Graetz starts strong, talking about the problem of domestic abuse and the need to eliminate it, and the extent of its presence in Jewish and Arab populations in Israel. But then she veers off into something that sounds an awful lot like anti-Jewish hate speech:
Where does the attitude come from that physical and mental abuse against women is acceptable? Does it start at home, in school? Is it supported by the rabbinate? What gives some men the right to think that silencing women is permissible? Is it because, as our sages say, a woman would prefer any marriage to not being married at all?

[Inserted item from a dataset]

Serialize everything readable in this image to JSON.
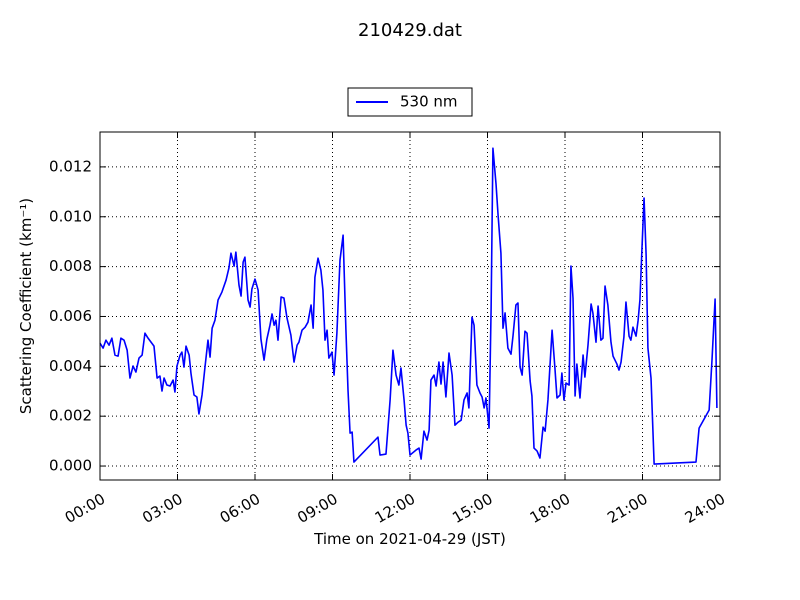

As Graetz presumably knows quite well, and as I stated above, domestic abuse exists in every society on earth - Jewish, Christian, Muslim, Hindu, Buddhist, Jain, Atheist, Aboriginal, European, South American, Eskimo, you name it. Any decent psychologist can tell you that it is a product of human dysfunction, traceable to insecurity or depression or childhood trauma or chemical imbalance or a combination of other ills. So why allege that rabbis support it, or silence women? Is Torah responsible for Hindu domestic abuse, perhaps? Are rabbis fomenting misogynist behavior in Iceland or Indonesia? And no basis is presented for her suggestion - only that insidious, hideous allegation.
And Ms. Graetz continues:
Some religious leaders choose to ignore the distress of battered women; family stability and obedience to rabbinic law trumps the suffering of the individual. These sages are silencing women’s voices. In Israel, jurisdiction in matters of personal status is given to the Orthodox rabbinical courts, which means that all matters of marriage and divorce are adjudicated according to the interpretations of Jewish law. Although ample precedents exist for interpreting halakhah in a way that might favor women, rabbis who sit in today’s rabbinical courts have no such incentives.
Notice the “some religious leaders” and “these sages” in there? No names, no cases, no statistics or specific data, just a broad-brush stroke attacking nameless leaders and sages.
Graetz then reveals her rabbinic target as she turns the second half of the article into a diatribe against the Israeli rabbinate, alleging that they are biased against women and that they don’t admit the problem - even as she grudgingly admits that “Orthodox and Haredi” communities have now set up safe houses for women. Despite this and associated steps to address the problem (there are now “some rabbis who don’t automatically side with the husband,” to cite Graetz’s damning praise), her solution includes the important charge to “dismantle the rabbinate’s monopoly on divorce.”
And that will solve this problem? Come on. I am no fan of כפייה דתית, religious coercion, but the real issue is addressing mental illness and protecting the vulnerable, not shuffling the rules of which agency processes an application for divorce.
I’m disgusted. I’d rather fight domestic abuse than use it for political agitprop.